“Os dados são o novo petróleo”. A imagem, criada pelo matemático britânico Clive Humby, fez enorme sucesso no universo da ciência de dados, tornando-se uma referência frequente em análises e textos sobre o valor do Big Data. No entanto, um olhar mais atento para essa frase de efeito logo revela que ela não passa de uma metáfora imperfeita. O próprio autor, especialista em ciência de dados, complementou seu raciocínio: “Sem processamento, os dados não podem ser usados; dados devem ser analisados, para ter algum valor”. Ou seja, ao contrário do petróleo, os dados não têm valor intrínseco, mas dependem de alguém que tenha capacidade de tirar deles informações relevantes e conclusões aproveitáveis.

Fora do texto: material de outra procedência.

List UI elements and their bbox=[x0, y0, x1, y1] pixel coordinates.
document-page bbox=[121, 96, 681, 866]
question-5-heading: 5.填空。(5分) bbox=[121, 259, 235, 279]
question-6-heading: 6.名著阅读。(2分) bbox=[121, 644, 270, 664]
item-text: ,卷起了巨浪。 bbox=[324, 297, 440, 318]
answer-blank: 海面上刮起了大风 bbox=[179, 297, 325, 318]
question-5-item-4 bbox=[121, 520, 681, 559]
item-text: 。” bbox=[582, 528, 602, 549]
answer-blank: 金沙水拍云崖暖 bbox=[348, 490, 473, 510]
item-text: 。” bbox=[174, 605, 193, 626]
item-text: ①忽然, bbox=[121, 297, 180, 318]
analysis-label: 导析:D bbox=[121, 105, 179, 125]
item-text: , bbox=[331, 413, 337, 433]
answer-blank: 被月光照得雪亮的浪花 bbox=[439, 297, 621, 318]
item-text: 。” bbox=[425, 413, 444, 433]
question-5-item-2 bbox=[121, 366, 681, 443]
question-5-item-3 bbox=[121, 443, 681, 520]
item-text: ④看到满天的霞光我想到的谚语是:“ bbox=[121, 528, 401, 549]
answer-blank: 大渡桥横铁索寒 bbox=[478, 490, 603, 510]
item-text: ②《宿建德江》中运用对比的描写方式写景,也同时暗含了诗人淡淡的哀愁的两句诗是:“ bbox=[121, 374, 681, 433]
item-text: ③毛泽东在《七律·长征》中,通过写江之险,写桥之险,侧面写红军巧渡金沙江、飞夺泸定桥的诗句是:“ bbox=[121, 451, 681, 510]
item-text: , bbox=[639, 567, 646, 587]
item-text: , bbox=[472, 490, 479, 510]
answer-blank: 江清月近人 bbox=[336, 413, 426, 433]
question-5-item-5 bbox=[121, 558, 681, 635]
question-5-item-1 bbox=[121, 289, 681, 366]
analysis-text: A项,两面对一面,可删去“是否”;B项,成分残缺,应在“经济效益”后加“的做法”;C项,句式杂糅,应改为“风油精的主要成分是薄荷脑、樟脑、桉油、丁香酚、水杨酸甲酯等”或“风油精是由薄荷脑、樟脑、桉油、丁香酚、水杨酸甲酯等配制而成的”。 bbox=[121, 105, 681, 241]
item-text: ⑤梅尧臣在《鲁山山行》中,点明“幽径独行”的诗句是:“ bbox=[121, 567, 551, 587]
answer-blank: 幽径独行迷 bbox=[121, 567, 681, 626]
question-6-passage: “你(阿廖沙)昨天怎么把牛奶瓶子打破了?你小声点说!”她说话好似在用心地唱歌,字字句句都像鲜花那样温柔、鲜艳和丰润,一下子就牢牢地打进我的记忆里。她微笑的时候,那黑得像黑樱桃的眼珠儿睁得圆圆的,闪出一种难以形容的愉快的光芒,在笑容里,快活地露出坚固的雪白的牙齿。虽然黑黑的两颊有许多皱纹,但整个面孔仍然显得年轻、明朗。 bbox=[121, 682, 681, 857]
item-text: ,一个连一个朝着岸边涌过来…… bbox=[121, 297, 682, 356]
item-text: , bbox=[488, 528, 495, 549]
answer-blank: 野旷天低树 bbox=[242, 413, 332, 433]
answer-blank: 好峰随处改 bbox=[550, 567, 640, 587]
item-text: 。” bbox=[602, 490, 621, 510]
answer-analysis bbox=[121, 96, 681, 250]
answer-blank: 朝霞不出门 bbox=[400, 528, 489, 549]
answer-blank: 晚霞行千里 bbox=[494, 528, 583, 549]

Muitos outros aspectos comparativos entre dados e petróleo têm sido apontados por estudiosos, o que nos traz uma ótima oportunidade para jogar luz sobre questões importantes relativas à natureza e à qualidade das informações. Para começar, diferente do óleo natural, que precisa ser prospectado ao longo de longas extensões de solo, as informações estão à mão, com alguns cliques, facilmente localizáveis. O grande desafio é selecionar o que vale a pena ser extraído e transformar a matéria-prima em “riqueza”.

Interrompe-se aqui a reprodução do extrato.